After Fritzie and Caseylynn moved out, Mr. DeRanney arranged for them to live together in a two bedroom bungalow; Mr. DeRanney rented the bungalow and sublet it to Fritzie and Caseylynn at less than market value rent as Fritzie would have had difficulty paying full rent. Fritzie and Caseylynn lived there at the time of Mr. DeRanney’s death, and continued to live there afterwards.
After Mr. DeRanney died, Caseylynn brought an application with her mother (Caseylynn was 17 years old when Mr. DeRanney died) seeking dependant relief under the SLRA on the basis that she was Mr. DeRanney’s child for whom he did not provide adequate support. If successful, Caseylynn and Sonya would share Mr. DeRanney’s intestate estate as equal beneficiaries. Sonya opposed Caseylynn’s claim for dependant support, and argued that Mr. DeRanney treated Fritzie and Caseylynn as friends. Further, Sonya argued that Mr. DeRanney’s generosity was not unique to the Deleons, and he was generous towards many people including Sonya’s mother and her family. In the alternative, Sonya argued that if Caseylynn was found to be a dependant, she would be an adult dependant and as such would not be entitled to benefit as significantly from the estate. The estate’s net assets, as listed on the probate application, were valued at about $1.5 million.

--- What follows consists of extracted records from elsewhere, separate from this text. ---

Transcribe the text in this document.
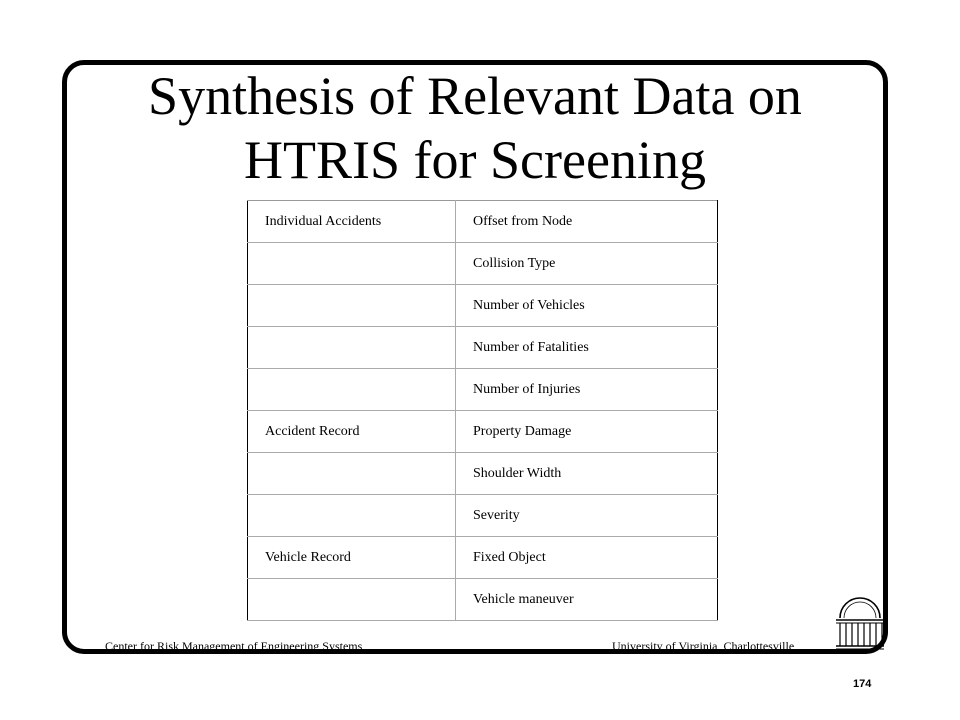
Synthesis of Relevant Data on
HTRIS for Screening
Individual Accidents	Offset from Node
	Collision Type
	Number of Vehicles
	Number of Fatalities
	Number of Injuries
Accident Record	Property Damage
	Shoulder Width
	Severity
Vehicle Record	Fixed Object
	Vehicle maneuver
Center for Risk Management of Engineering Systems	University of Virginia, Charlottesville
174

The court noted that most of the regular indicia of parenthood was not present. For instance, Caseylynn referred to Mr. DeRanney as “Uncle Raymon” and not as her father, and Mr. DeRanney did not hold himself out to be her father. Mr. DeRanney did not discipline Caseylynn, rather Caseylynn described Mr. DeRanney as someone who “spoiled” her. Caseylynn did not participate in DeRanney family activities to the same extent as Sonya. Mr. DeRanney would drive Caseylynn to sports and dance competitions on occasion, but would not stay to watch. There was little evidence to show that Mr. DeRanney was actively engaged in specific discussions about Caseylynn’s education, and no evidence that he attended parent-teacher meetings. Through this lens, the evidence pointed to Mr. DeRanney being a very generous benefactor, but not an influential father figure.
However, the court found that Mr. DeRanney’s provision of shelter and other financial support to Caseylynn, Fritzie and Sonya, while they were all residing together, demonstrated a settled intention from Mr. DeRanney to treat Caseylynn as a member of his family. Mr. DeRanney provided Caseylynn with safe and comfortable shelter in his home for more than 15 consecutive years following her first birthday. His home was Caseylynn’s childhood home where she spent the majority of her formative years. While Caseylynn lived there, Mr. DeRanney provided her with food, some clothing and paid for all of her extracurricular activities.
In awarding dependant support to Caseylynn, the court found that Mr. DeRanney’s support of Caseylynn rose above affection and generosity, and demonstrated a settled intention to treat her as a member of his unconventional family.
Notably, the quantum of dependant support awarded was only $40,955 (significantly less than the roughly $750,000 claimed) under the rationale that Mr. DeRanney was planning for retirement and would have been unlikely to continue providing support to Caseylynn, but would have probably contributed to her university education. After deducting $25,000 on account of Caseylynn’s income and student loans from the four year university costs of $65,995, the court arrived at $40,955 as the appropriate amount of support.